No construction of the ratification and confirmation of Indian grants as above set forth, can be given, consistently with the opinion of the majority of the court in Martin v. Waddell,' other, than that the grantees should be entitled to the territory granted, agreeably to the common law of England ; that is, that their title in the soil extended only to highwater mark.

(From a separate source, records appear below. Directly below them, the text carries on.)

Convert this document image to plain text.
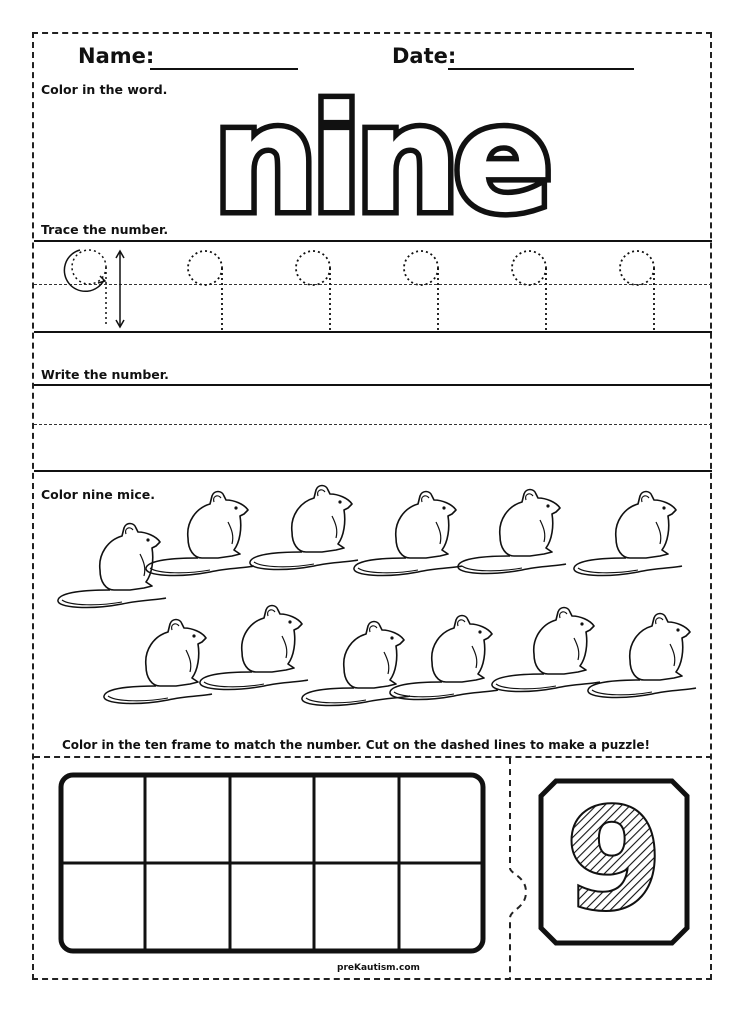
Name:	Date:
Color in the word. nine
Trace the number.
Write the number.
Color nine mice.
Color in the ten frame to match the number. Cut on the dashed lines to make a puzzle!
9
preKautism.com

1 " Acts and Laws of His Majesty's Colony of Rhode Island and Providence Plantations, in America," p. 35. This was the first printed edition of the Rhode Island Laws. It was printed in 1719, and contains the acts of the general assembly, beginning with the March session 1663, and ending with the May session, 1718. In the same volume, p. 45, there is the following act, of 1700, entitled, an act for putting in force the Laws of England,” viz. — “That in all actions, matters, causes and things whatsoever, where no particular law of this colony is made to decide and determine the same; that then, and in all such cases, the laws of England shall be put in force to issue, determine and decide the same : Any usage, custom or law to the contrary hereof notwithstanding.” (Passed at Newport, 30th April, 1700).

On the application of the proprietors and inhabitants of the town of New Haven, in Connecticut, for a patent of the confirmation of the lands, with their appurtenances, within certain boundaries particularly specified, which they had obtained by purchase of the Indian native proprietors, and whereof they had stood seised and been in quiet possession for many years without interruption, the general assembly of the colony of Connecticut, in 1685, for a more full confirmation of the premises unto the said proprietors and inhabitants of the town of New Haven, in their rightful possession and enjoyment of the same, ratified and confirmed unto them, the premises so butted and bounded with all the meadows, &c., and with all ports, rivers, fishings, &c., on or within the premises, and all other commodities, privileges, franchises, and hereditaments whatsoever thereunto belonging, or in any ways appertaining to any part or parcel thereof. Within the boundaries of the premises was an arm of the sea called “Dragon” river, navigable for large vessels. It was held, that this was not only a confirmation, but a grant

of

· Martin v. Waddell, 16 Peters (U. S.) 367; App. p. xli.